Many of society's most pressing challenges—from pandemic response to supply chain disruptions to climate adaptation—emerge from the collective behavior of millions of individuals making decisions over time. Understanding these complex systems requires seeing how individual choices combine to create outcomes that no one person intended.
Meet Maya, a restaurant owner in Brooklyn. Every day during the pandemic, she faced difficult decisions: Should she raise prices as supply costs increased? Reduce staff hours? Pivot to takeout-only? Her decisions weren't made in isolation—they were influenced by her customers' willingness to dine indoors, staff availability, supply chain disruptions, and government policies.
Current AI research has made remarkable progress creating "digital humans" —machines that mimic Maya's reasoning and decision-making—but has largely overlooked the critical next step: understanding how millions of individuals like her combine to form "digital societies." This is where Large Population Models (LPMs) come in—a new computational approach that simulates entire populations with their complex interactions and emergent behaviors.

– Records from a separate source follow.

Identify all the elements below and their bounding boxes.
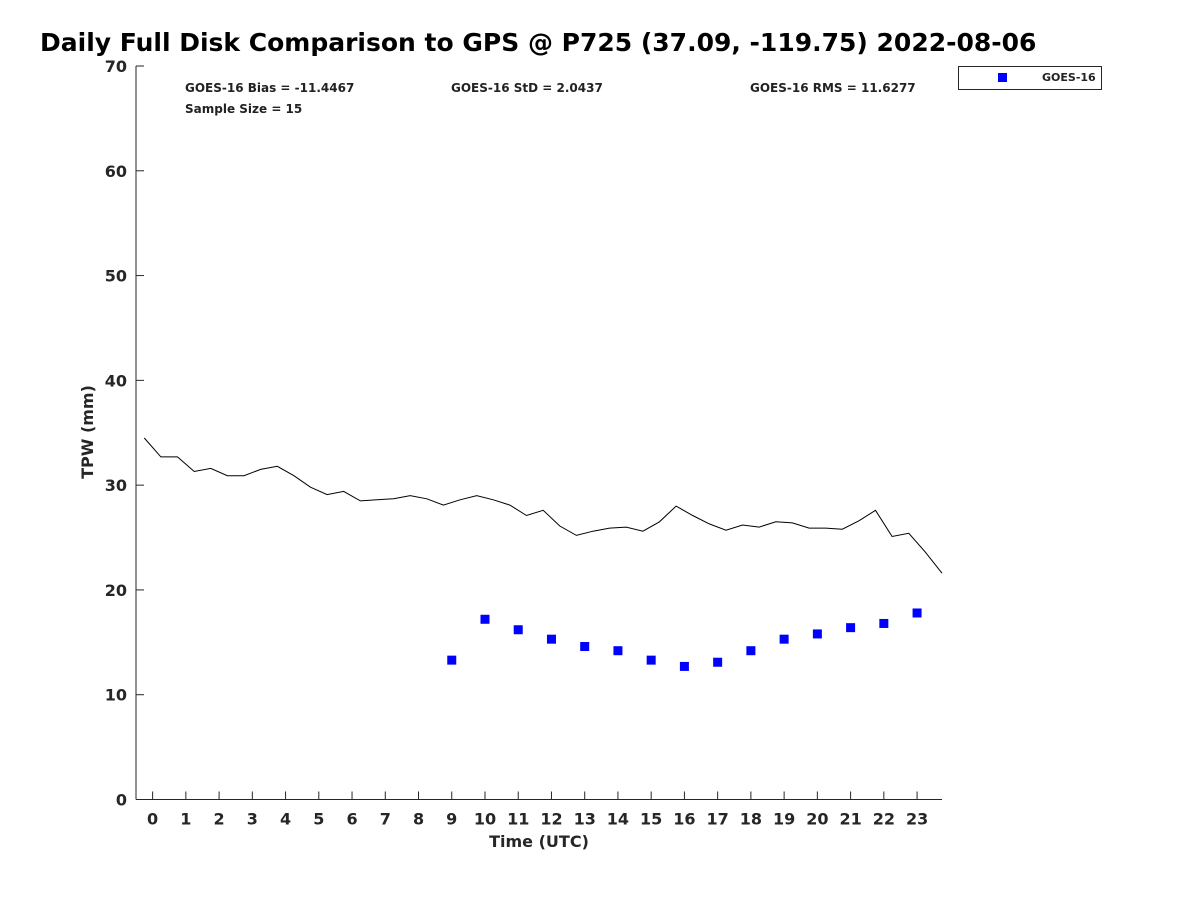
goes16-point xyxy=(546,634,556,644)
y-tick-label: 30 xyxy=(105,476,127,495)
legend-label: GOES-16 xyxy=(1042,71,1096,84)
goes16-point xyxy=(447,655,457,665)
x-tick-label: 20 xyxy=(806,810,828,829)
y-tick-label: 0 xyxy=(116,791,127,810)
rms-stat: GOES-16 RMS = 11.6277 xyxy=(750,81,916,95)
goes16-point xyxy=(713,657,723,667)
y-tick-label: 70 xyxy=(105,57,127,76)
x-tick-label: 22 xyxy=(873,810,895,829)
goes16-point xyxy=(879,618,889,628)
y-axis-label: TPW (mm) xyxy=(78,385,97,479)
x-tick-label: 0 xyxy=(147,810,158,829)
legend-box xyxy=(958,66,1102,90)
x-tick-label: 5 xyxy=(313,810,324,829)
x-tick-label: 10 xyxy=(474,810,496,829)
x-tick-label: 3 xyxy=(247,810,258,829)
x-tick-label: 2 xyxy=(214,810,225,829)
y-tick-label: 40 xyxy=(105,371,127,390)
x-axis-label: Time (UTC) xyxy=(489,832,589,851)
x-tick-label: 1 xyxy=(180,810,191,829)
x-tick-label: 23 xyxy=(906,810,928,829)
goes16-point xyxy=(613,646,623,656)
goes16-point xyxy=(846,623,856,633)
x-tick-label: 6 xyxy=(346,810,357,829)
x-tick-label: 8 xyxy=(413,810,424,829)
goes16-point xyxy=(480,614,490,624)
goes16-point xyxy=(812,629,822,639)
goes16-point xyxy=(746,646,756,656)
goes16-point xyxy=(912,608,922,618)
bias-stat: GOES-16 Bias = -11.4467 xyxy=(185,81,354,95)
x-tick-label: 11 xyxy=(507,810,529,829)
goes16-point xyxy=(513,625,523,635)
goes16-point xyxy=(580,642,590,652)
x-tick-label: 18 xyxy=(740,810,762,829)
gps-tpw-line xyxy=(143,437,943,574)
x-tick-label: 17 xyxy=(707,810,729,829)
x-tick-label: 19 xyxy=(773,810,795,829)
goes16-point xyxy=(646,655,656,665)
x-tick-label: 12 xyxy=(540,810,562,829)
legend: GOES-16 xyxy=(958,66,1102,90)
series-layer xyxy=(143,437,943,671)
x-ticks: 0 1 2 3 4 5 6 7 8 9 10 11 12 13 14 15 16 17 18 19 20 21 22 23 xyxy=(147,791,928,829)
x-tick-label: 9 xyxy=(446,810,457,829)
sample-size-stat: Sample Size = 15 xyxy=(185,102,302,116)
y-tick-label: 60 xyxy=(105,162,127,181)
plot-area xyxy=(136,66,942,799)
x-tick-label: 15 xyxy=(640,810,662,829)
chart-title: Daily Full Disk Comparison to GPS @ P725… xyxy=(40,28,1037,57)
legend-marker xyxy=(998,73,1007,82)
goes16-point xyxy=(679,661,689,671)
y-tick-label: 20 xyxy=(105,581,127,600)
x-tick-label: 4 xyxy=(280,810,291,829)
y-ticks: 0 10 20 30 40 50 60 70 xyxy=(105,57,144,810)
x-tick-label: 7 xyxy=(380,810,391,829)
x-tick-label: 21 xyxy=(839,810,861,829)
x-tick-label: 13 xyxy=(574,810,596,829)
y-tick-label: 10 xyxy=(105,686,127,705)
x-tick-label: 14 xyxy=(607,810,629,829)
y-tick-label: 50 xyxy=(105,267,127,286)
goes16-point xyxy=(779,634,789,644)
x-tick-label: 16 xyxy=(673,810,695,829)
std-stat: GOES-16 StD = 2.0437 xyxy=(451,81,603,95)
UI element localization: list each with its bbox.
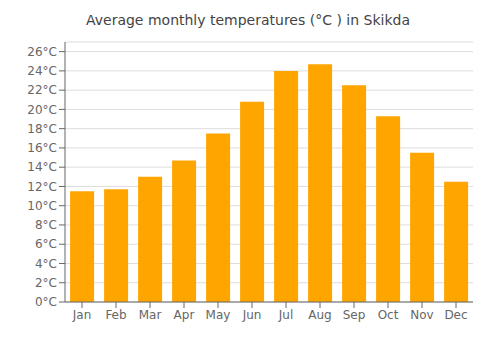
svg-text:Jul: Jul <box>278 308 293 322</box>
svg-text:18°C: 18°C <box>27 122 57 136</box>
svg-text:Aug: Aug <box>308 308 331 322</box>
svg-text:0°C: 0°C <box>35 295 57 309</box>
svg-text:26°C: 26°C <box>27 45 57 59</box>
svg-text:Oct: Oct <box>378 308 399 322</box>
svg-text:Apr: Apr <box>174 308 195 322</box>
svg-text:Jan: Jan <box>72 308 92 322</box>
svg-text:Nov: Nov <box>410 308 433 322</box>
svg-text:4°C: 4°C <box>35 257 57 271</box>
svg-text:Jun: Jun <box>242 308 262 322</box>
svg-text:Feb: Feb <box>105 308 126 322</box>
svg-text:8°C: 8°C <box>35 218 57 232</box>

Imagine a digital microscope revealing an entire city—8.4 million synthetic New Yorkers, including thousands like Maya, living their daily lives in a computational world. In this virtual society, each person makes decisions based on their unique circumstances: a nurse weighs the risks of commuting on crowded subways, Maya adjusts prices as supply costs rise, families decide whether a $500 stimulus check means they can afford to stay home during a pandemic surge. As these millions of individual choices ripple through networks of interactions, patterns emerge that no single decision-maker could foresee. This living laboratory of human behavior is the vision behind Large Population Models (LPMs).